Bezcenne punkty
Dzisiejsze spotkanie miało być meczem prawdy dla piłkarzy Zagłębia po wprowadzeniu „nowych porządków” przez zarząd i podziękowaniu za grę Sebastianowi Dudkowi i Krzysztofowi Markowskiemu,
bowiem zwycięstwo w poprzedniej kolejce nad słabiutkim MKS Kluczbork – okrzyknięte przez niektóre lokalne media przełamaniem – trudno było w istocie za takie uważać.
Mecz w Zabrzu pod względem poziomu gry nie mógł zachwycić i usatysfakcjonować którejkolwiek ze stron, ale końcowy wynik i bezcenne punkty, tylko sympatyków Zagłębia.

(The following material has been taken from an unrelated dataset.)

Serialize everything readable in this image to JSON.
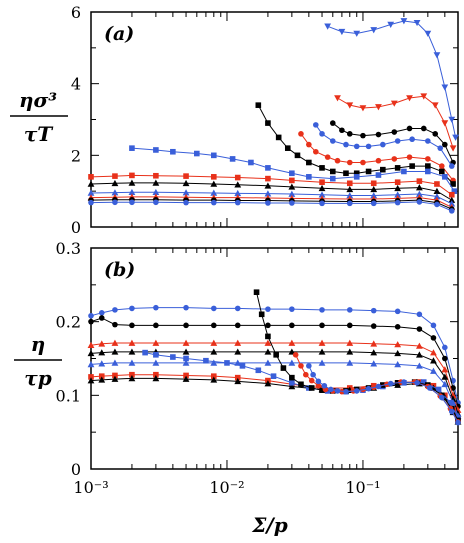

Od początku widać było wyraźnie, że Górnik nie jest w najwyższej formie. Zabrzanie co prawda mieli przewagę optyczną praktycznie przez większość spotkania i nieco więcej sytuacji podbramkowych, ale brakowało im dokładności i skuteczności. Zagłębie grało z kontrataku i przyniosło to efekt, głównie dzięki bardzo szybkiemu Konradowi Michalakowi. To był mecz walki z mnóstwem niedokładności i żywiołowością, ale na bardzo przeciętnym poziomie.
Spotkanie rozpoczęło się świetnie dla naszej drużyny. Już w 5. minucie po podaniu Michała Fidziukiewicza piłkę do bramki skierował szalejący na prawym skrzydle Konrad Michalak, który w pierwszej połowie miał jeszcze co najmniej dwie okazje do strzelenia bramek. Zabrzanie odpowiedzieli po kwadransie. Z rzutu rożnego piłkę dośrodkował Rafał Kurzawa, a głową do bramki trafił Łukasz Wolsztyński.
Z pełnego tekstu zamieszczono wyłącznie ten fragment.